Según Nietzsche, la religión es la revuelta del pueblo llano contra los señores. La lógica del pueblo llano funciona de la siguiente manera: "Vosotros, señores, propietarios, hombres superiores, si no obedecéis los mandamientos del Señor, seréis juzgados y condenados el día del juicio final". Marx adopta una posición distinta, puesto que para él la religión es una invención de la clase dominante para someter al pueblo llano.

En opinión de Marx, la alienación más importante es, sin duda, la del trabajo, de la que se derivan después otras muchas alienaciones con raíces igualmente económicas. En el sistema capitalista, el ser humano se convierte en cosa, pierde su condición humana para ser una mera fuerza de trabajo. El trabajador pone todo su ser en el objeto; cuando le sustraen ese objeto que es suyo, se convierte en cosa. En el marxismo, distinguimos:

  • La alienación social: Una clase social, la burguesía, somete y explota a otra clase, el proletariado.

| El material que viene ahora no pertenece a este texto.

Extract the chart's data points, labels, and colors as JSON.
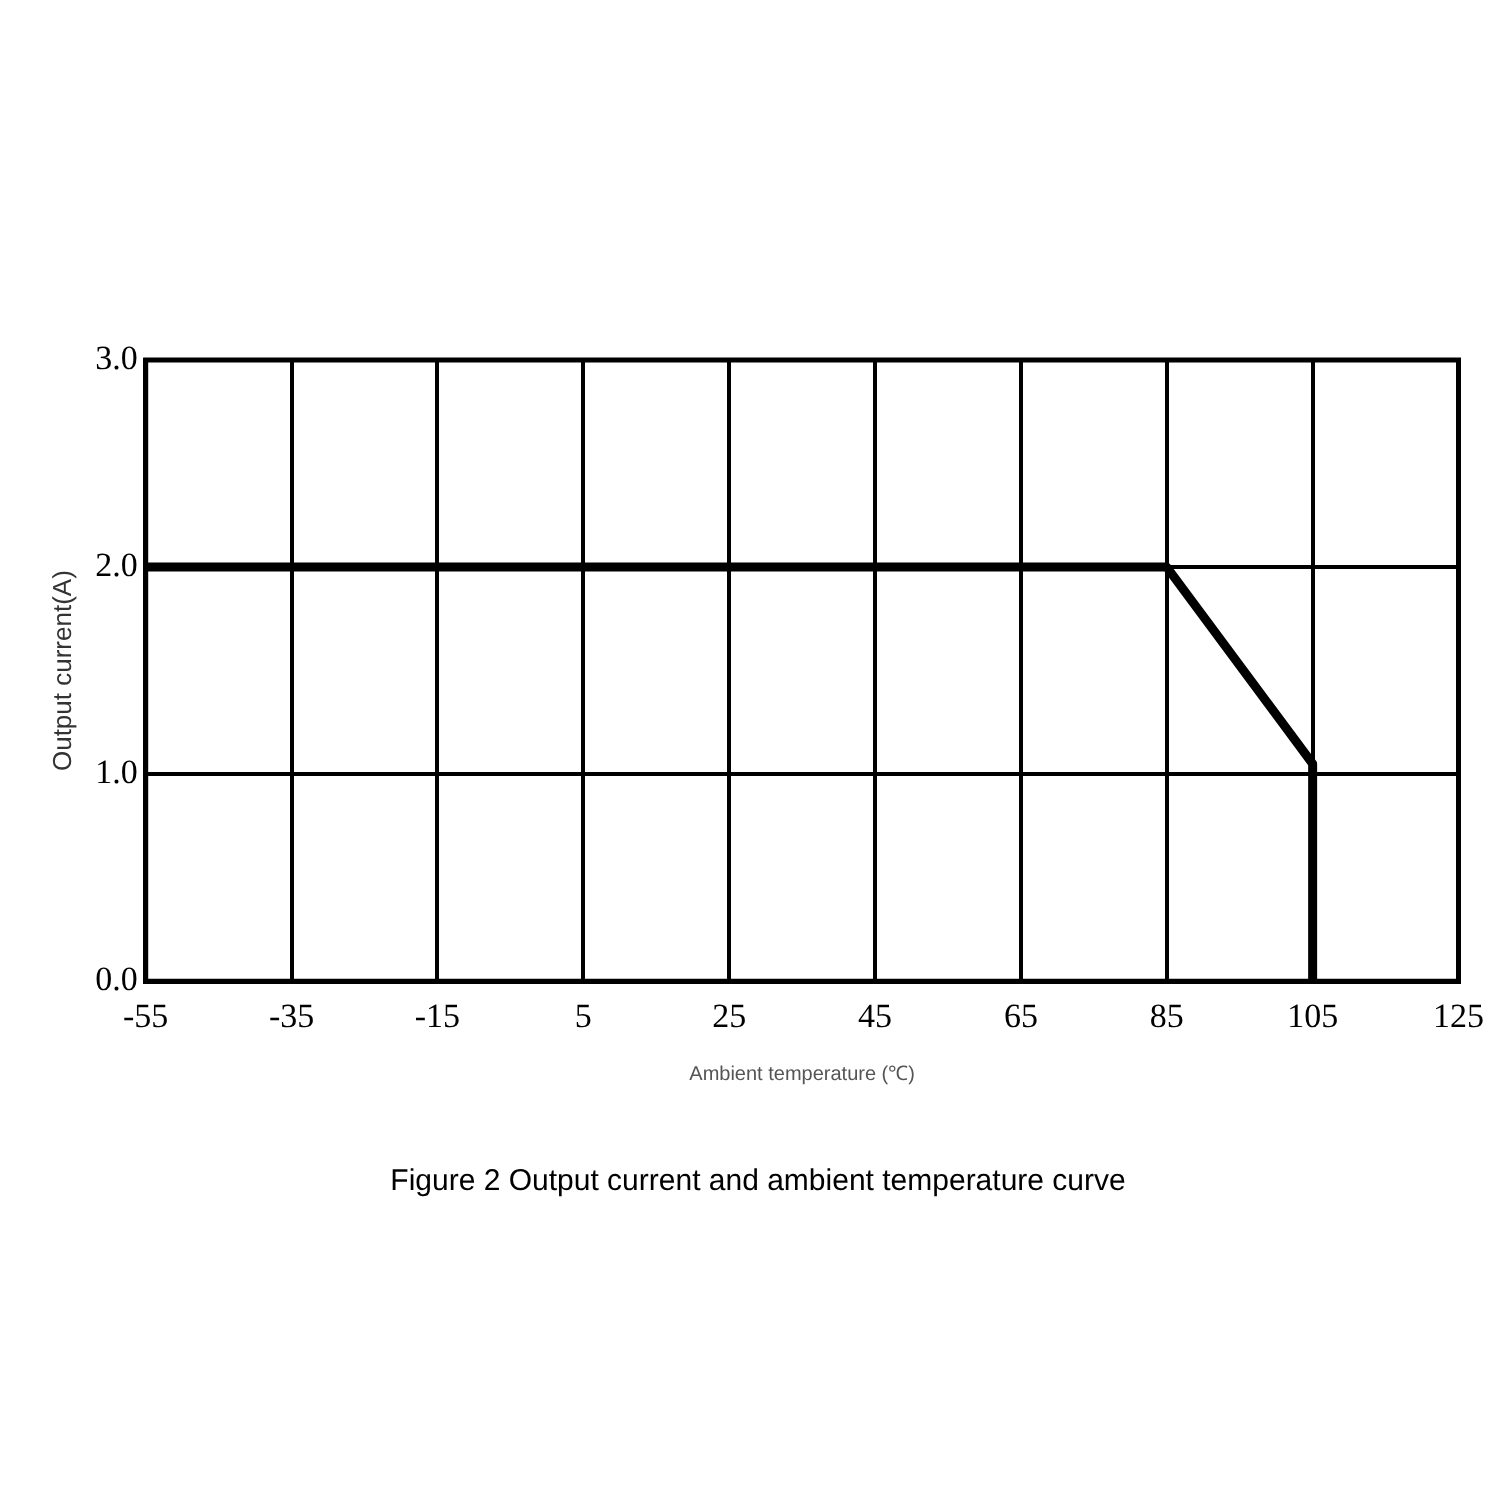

  • La alienación religiosa: Marx creía que la clase social creó la religión para someter a las clases más bajas de la sociedad. En la religión, el ser humano hallará su felicidad en un más allá. Así, frena constantemente la revolución de los trabajadores contra la burguesía. En palabras de Marx: "La religión es el opio del pueblo".
  • La alienación filosófica: La filosofía cumple una función ideológica que favorece, sobre todo, a la clase dominante, dando interpretaciones falsas de la realidad para justificar las situaciones más injustas.